Zagat Survey will soon cover subjects such as sports cars, golf courses, fashion, spas and resorts – and “anything people like to talk about before they spend money,” Zagat told The Post.
The new content is to be available through zagat.com by the summer.
Breaking out of the slim book mold, the content will also be available on cell phones, PDAs (personal digital assistants) and even on radio and in magazines. Discussions are under way with a talent agency and a production company to work up a pilot for a TV show based on canvassing people’s opinions.
“Rather than ‘Ask Martha,’ the concept will be ‘Ask You,'” Zagat said.
Zagat plans to use Internet technology to expand the company’s “organized word-of-mouth” concept across all areas of leisure. “If someone is looking for a place to play golf, they’re better off seeing what 1,000 people thought of a certain course rather than just one friend.”
The Internet allows the company to collect and process votes rapidly. However, Zagat is wary of the difference between paper and electronic votes. The New York book is compiled by having frequent restaurant-goers compare 2,000 eateries once a year.
“We find that online, though, people tend to come in after a meal, and if they have an opinion, they’re either really happy or really unhappy. They’re a lot more emotional about it.”
He added that security is still an issue.
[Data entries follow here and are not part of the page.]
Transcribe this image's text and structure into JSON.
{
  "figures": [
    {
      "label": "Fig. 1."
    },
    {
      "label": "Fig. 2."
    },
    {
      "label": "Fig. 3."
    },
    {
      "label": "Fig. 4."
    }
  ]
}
Zagat Survey – which publishes a restaurant column in The Post – has had success in Japan where DoCoMo i-Mode cell phones, which access the Internet directly, have exploded in popularity in the last year. MobileZagat – the online Zagat Survey for Tokyo restaurants – allows users to locate their nearest eateries by type of food, see a map and click through to make a voice call for a reservation.
Similar services are planned for the U.S., with Oracle, Motorola and AT&T Pocketnet. However, Zagat himself estimates U.S. cell-phone infrastructure to be two years behind Japan’s. Zagat already has stakes in OpenTable.com and Foodline.com, another Internet reservation endeavor.
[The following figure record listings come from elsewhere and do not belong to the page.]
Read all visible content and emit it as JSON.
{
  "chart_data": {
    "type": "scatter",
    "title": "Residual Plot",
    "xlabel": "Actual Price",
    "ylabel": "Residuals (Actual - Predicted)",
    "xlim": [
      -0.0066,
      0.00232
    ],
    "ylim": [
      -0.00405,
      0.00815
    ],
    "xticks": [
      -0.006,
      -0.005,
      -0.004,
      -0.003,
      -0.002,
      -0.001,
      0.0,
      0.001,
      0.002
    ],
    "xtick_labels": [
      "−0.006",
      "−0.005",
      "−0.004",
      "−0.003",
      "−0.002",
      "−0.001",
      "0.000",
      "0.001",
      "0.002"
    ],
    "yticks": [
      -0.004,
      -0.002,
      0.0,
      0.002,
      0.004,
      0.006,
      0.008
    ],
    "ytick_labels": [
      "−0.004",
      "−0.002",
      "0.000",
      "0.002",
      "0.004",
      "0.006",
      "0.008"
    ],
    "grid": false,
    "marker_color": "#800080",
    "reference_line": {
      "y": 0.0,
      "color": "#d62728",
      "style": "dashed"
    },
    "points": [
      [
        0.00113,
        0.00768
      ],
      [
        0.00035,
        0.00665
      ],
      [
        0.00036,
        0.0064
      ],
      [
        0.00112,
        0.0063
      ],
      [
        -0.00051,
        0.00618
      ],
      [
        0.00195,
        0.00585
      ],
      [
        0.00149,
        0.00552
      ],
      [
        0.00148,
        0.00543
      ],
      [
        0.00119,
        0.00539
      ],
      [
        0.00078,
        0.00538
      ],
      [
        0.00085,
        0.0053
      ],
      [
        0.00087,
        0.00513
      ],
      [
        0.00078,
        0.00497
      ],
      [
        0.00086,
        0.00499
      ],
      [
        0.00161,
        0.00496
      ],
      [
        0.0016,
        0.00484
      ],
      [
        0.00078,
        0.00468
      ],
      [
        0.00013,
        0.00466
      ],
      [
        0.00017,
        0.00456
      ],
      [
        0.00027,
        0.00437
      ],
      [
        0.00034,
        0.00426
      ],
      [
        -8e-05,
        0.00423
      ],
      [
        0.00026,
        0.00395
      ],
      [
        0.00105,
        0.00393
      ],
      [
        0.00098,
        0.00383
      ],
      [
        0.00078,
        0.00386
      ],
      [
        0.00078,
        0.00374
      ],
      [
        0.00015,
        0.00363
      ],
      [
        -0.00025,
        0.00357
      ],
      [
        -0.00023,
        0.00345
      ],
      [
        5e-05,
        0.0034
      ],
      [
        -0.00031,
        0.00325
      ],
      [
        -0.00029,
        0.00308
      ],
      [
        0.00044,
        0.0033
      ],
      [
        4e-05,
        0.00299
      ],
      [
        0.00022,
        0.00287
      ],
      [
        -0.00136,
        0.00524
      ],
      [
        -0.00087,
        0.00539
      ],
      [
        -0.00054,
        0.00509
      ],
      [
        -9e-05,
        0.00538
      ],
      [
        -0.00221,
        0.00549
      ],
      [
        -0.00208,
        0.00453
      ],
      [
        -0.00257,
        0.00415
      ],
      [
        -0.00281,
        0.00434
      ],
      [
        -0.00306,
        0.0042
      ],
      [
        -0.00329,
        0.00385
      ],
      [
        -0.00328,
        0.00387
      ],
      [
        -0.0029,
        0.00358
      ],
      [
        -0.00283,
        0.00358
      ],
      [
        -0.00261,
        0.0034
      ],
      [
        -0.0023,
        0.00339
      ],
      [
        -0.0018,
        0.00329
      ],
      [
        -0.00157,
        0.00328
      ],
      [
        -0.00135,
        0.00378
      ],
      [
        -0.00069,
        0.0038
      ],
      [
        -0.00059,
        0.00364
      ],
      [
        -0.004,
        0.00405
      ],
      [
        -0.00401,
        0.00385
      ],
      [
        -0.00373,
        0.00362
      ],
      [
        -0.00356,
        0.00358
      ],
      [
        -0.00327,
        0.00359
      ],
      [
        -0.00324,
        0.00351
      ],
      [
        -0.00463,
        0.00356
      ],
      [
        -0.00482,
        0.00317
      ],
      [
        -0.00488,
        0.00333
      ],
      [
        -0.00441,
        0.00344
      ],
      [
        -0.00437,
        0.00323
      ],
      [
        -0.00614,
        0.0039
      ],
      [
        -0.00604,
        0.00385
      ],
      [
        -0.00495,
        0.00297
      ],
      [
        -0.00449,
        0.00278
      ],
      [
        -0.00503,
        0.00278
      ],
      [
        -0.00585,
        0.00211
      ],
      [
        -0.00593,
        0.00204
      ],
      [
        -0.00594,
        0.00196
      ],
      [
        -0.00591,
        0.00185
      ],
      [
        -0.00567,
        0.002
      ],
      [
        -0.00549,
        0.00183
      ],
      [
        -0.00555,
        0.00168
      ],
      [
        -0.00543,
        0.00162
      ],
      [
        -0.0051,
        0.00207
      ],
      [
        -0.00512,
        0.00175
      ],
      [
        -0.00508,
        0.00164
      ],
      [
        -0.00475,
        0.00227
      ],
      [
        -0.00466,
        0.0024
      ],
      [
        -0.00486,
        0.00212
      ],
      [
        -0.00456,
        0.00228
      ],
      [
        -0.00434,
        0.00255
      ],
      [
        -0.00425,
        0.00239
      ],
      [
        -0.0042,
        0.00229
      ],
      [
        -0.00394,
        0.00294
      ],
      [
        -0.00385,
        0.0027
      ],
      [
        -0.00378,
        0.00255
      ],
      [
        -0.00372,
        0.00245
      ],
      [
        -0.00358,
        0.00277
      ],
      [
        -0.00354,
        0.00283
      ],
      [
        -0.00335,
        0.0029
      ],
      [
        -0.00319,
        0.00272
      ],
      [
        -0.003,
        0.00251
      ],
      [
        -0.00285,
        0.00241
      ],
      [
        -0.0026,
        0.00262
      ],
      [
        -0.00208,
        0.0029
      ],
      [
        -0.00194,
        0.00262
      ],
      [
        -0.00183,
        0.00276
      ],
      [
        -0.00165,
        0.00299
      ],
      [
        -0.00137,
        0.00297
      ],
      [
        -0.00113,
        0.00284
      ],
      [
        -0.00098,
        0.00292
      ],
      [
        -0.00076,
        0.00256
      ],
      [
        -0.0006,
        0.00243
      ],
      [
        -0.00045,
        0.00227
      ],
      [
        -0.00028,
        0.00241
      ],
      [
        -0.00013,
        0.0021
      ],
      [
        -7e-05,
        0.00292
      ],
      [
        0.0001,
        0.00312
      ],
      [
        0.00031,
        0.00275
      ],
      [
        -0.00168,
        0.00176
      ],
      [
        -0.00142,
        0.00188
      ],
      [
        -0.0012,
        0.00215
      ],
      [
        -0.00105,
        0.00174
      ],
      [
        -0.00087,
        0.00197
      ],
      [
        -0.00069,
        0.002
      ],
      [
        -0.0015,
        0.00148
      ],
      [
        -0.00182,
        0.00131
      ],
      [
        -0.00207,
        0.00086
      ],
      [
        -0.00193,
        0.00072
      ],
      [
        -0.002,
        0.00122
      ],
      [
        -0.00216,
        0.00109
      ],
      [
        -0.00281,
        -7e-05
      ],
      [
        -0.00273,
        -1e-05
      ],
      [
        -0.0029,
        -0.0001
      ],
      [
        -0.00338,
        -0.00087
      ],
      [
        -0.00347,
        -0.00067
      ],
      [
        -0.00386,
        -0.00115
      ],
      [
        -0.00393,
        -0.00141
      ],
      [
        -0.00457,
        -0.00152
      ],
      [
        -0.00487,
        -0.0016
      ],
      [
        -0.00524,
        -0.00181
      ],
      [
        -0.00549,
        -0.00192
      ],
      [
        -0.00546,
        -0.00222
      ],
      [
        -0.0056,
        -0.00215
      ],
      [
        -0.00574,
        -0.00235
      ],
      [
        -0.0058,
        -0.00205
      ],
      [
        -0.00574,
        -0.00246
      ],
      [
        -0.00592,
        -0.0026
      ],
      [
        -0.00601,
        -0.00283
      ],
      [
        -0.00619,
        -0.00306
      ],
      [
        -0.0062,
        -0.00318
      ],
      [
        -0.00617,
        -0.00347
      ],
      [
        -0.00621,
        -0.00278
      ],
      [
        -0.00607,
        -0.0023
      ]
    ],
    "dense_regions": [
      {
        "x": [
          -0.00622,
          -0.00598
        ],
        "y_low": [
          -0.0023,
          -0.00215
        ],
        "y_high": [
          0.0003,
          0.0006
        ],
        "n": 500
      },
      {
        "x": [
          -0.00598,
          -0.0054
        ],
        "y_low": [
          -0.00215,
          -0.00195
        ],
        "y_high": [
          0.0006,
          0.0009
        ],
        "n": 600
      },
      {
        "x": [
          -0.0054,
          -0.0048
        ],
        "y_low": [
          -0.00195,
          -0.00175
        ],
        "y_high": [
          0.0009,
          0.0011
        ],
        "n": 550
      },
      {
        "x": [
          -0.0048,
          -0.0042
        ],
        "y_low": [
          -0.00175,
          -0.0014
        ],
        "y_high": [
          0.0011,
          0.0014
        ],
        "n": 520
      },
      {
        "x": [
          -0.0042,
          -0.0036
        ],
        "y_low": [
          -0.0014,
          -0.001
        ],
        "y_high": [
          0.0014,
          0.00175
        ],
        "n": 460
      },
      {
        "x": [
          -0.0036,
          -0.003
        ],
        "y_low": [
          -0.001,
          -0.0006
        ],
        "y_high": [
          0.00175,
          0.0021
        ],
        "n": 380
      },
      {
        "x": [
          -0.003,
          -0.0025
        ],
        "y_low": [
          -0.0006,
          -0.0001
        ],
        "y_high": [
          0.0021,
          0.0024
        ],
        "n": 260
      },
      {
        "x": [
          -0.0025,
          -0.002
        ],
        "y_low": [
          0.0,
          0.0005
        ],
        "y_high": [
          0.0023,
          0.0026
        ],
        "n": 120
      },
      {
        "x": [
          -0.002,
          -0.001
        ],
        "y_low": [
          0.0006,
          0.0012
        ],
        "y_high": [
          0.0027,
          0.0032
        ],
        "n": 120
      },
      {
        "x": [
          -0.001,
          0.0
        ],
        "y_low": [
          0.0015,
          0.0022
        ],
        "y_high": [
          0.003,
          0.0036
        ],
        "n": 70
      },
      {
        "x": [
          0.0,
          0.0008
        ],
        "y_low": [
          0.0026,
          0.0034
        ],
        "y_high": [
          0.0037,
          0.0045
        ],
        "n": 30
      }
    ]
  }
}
“The beauty of the sort of online travel guide we’re planning is you can go into detail. It will have stuff like, ‘How kid-friendly is the Met?’ Is it good for sitting down, and whether the bathrooms are clean. Or ‘Ellis Island: How long could you stand it with a 10-year-old on a hot day?'”
The 20-year-old company is not known for wasting money on advertising. When he does advertise, Zagat likes to trade books for space. “We got lucky in Japan – DoCoMo used an image of our book going into the phone and food coming out the other end. Book sales shot up 25 percent.”
The cross-platform play comes two months after the company received $31.2 million in equity financing from investors led by General Atlantic Partners LLC of Greenwich, Conn. Other backers include venture-capital firm Kleiner, Perkins, Caufield & Byers; Nathan Myhrvold of Microsoft; Nicholas Negroponte of MIT Media Labs, and Allen & Co. banker Nancy Peretsman.
Tim Zagat expects to launch his IPO “in a year – depending on the market.”